Poética - Aracnofobia

No fulgor noturno sinto-a

andar sobre o meu arcabouço

com tuas inúmeras patas.

A aranha grotesca de pelos

eriçados, faz-me tua presa

revestindo-me por dentro

para que eu não fuja.

Enrolo-me entre a delicadeza

exposta dos lençóis que

guardam a minha solidão.

E anseio nunca mais fitar a

luz do dia.

O aracnídeo embala-me em tuas

toxinas, de modo a afastar qualquer

ser que me ame ou um dia o fez.

Teus múltiplos olhos censuram

qualquer fagulha metafísica que

poderia me acalentar em noites

como esta.

Vou me liquefazendo nos cativos da criatura que definha-me para por fim se alimentar da minha alma.

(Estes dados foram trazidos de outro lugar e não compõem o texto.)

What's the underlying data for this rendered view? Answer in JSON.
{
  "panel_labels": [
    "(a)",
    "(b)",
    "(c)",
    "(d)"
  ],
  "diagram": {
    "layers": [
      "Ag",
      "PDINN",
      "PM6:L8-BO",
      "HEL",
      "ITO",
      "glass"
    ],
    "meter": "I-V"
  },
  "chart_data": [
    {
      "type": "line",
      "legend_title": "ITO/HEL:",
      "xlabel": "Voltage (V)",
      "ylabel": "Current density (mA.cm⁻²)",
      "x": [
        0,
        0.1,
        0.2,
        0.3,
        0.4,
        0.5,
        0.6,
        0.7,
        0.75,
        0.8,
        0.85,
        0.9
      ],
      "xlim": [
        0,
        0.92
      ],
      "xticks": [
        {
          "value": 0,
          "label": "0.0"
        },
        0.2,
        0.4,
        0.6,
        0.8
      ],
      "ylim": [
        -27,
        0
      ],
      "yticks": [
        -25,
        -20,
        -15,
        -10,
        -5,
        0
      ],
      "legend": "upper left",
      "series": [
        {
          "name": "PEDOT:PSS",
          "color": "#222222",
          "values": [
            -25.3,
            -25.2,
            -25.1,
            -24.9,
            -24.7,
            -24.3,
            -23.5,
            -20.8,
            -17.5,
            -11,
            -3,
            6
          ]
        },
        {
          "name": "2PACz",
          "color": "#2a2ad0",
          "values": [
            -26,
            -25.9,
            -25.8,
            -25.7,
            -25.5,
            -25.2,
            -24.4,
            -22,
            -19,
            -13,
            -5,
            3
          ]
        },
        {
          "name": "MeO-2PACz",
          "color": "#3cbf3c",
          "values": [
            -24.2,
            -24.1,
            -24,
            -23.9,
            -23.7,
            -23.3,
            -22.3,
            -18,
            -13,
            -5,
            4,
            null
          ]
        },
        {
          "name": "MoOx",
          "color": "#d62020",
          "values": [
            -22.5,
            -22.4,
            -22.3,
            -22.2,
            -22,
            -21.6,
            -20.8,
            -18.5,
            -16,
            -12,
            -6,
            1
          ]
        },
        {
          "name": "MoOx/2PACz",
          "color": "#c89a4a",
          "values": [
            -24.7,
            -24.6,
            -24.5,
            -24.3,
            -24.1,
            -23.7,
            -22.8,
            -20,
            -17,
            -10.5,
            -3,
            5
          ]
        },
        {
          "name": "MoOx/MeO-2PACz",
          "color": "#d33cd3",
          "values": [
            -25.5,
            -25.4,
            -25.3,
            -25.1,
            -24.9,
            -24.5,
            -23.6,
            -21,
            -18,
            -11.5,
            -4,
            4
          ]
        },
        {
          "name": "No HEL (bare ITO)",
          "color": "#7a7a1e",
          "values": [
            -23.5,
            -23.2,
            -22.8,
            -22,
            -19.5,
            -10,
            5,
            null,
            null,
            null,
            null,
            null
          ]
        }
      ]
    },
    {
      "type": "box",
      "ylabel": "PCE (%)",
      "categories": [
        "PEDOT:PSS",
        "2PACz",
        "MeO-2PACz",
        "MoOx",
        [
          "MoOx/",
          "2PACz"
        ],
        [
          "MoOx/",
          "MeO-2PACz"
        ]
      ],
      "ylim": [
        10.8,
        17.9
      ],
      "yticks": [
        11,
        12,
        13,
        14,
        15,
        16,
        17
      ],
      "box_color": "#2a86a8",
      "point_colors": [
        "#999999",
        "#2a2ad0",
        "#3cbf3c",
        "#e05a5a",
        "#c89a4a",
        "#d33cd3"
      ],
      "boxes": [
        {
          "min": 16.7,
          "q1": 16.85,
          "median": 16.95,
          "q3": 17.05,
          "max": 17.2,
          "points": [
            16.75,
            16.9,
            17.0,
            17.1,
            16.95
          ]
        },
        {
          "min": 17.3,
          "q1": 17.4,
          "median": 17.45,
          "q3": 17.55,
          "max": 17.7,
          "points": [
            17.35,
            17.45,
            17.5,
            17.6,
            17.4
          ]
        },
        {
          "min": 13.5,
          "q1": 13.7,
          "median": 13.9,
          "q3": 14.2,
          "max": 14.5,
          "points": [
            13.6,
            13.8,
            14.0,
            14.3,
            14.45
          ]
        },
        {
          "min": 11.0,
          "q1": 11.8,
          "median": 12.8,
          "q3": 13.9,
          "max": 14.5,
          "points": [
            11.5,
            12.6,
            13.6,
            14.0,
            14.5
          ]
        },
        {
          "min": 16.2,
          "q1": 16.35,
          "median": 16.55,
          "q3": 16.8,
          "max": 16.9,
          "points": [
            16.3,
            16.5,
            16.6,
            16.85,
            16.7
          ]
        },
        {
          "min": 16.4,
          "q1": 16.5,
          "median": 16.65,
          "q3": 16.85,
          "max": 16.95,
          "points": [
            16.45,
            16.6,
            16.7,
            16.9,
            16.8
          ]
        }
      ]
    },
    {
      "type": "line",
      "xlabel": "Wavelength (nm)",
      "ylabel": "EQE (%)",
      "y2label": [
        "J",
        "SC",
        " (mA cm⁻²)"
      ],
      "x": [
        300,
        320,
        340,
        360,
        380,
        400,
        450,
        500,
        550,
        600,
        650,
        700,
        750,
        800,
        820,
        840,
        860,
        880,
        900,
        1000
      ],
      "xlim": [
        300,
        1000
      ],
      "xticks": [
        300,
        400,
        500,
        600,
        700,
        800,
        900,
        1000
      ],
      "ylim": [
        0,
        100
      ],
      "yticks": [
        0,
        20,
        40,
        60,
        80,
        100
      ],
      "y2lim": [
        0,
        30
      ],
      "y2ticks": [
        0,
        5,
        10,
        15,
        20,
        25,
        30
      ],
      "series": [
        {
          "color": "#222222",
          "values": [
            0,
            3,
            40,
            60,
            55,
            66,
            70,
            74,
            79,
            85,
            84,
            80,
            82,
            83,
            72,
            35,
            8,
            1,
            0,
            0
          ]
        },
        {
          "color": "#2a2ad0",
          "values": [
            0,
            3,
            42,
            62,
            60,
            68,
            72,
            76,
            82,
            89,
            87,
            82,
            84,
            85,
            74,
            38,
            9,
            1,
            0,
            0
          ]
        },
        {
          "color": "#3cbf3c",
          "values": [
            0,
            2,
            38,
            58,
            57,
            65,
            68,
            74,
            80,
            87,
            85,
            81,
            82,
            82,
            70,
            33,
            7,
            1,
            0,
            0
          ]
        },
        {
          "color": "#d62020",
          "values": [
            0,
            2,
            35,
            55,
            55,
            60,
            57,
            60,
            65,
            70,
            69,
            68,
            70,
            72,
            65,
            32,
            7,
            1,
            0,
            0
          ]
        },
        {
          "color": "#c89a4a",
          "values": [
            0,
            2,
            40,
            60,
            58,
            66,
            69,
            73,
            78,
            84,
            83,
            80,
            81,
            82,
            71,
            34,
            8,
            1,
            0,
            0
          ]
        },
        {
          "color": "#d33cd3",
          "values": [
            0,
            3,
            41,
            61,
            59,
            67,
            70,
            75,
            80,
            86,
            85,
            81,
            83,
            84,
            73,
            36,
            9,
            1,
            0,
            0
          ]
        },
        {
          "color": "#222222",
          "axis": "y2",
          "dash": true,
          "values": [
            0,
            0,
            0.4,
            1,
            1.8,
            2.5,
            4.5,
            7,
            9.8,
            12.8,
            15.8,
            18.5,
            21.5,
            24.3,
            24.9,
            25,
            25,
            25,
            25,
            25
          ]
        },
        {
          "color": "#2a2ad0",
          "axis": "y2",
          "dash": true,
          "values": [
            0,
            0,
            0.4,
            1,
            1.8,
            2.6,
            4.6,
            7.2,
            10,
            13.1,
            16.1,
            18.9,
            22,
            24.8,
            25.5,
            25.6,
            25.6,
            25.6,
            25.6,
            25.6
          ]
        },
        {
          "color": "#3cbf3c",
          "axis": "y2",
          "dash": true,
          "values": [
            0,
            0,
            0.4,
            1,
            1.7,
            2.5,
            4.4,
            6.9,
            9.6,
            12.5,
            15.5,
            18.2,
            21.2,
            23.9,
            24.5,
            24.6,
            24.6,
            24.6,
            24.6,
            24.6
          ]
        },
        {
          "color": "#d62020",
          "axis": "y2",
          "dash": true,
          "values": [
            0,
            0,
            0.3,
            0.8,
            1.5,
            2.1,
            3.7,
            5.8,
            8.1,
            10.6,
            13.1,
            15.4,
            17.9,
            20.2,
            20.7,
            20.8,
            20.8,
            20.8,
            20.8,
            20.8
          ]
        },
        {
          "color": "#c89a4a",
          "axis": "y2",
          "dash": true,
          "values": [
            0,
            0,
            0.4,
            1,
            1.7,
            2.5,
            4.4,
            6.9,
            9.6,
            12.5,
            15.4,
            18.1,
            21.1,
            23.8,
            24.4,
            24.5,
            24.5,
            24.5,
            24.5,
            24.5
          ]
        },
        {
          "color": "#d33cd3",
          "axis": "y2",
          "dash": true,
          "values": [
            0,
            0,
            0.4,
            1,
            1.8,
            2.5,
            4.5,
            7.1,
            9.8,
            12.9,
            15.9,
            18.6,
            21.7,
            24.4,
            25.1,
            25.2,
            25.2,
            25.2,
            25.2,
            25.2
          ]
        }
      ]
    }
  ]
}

Observo-me através de seus olhos monstruosos, e fito o traço fantasmagórico do que um dia foi um rosto.

Tento me mover, mas a criatura já teceu tua substância em minha medula.

A aranha envenena-me com um pérfido descontentamento infundado; e procria em minhas feridas.

Sinto a depressão encarnada neste pequeno animal sorrateiro. Dizem que ela só ataca por defesa.

- Ora, seria a minha sede por vida, uma espécie de ameaça ao meu lado fúnebre?

O paradoxo habita-me e ameaça dilacerar minha natureza. Então deve ser por isso que sinto o formigamento em meus membros.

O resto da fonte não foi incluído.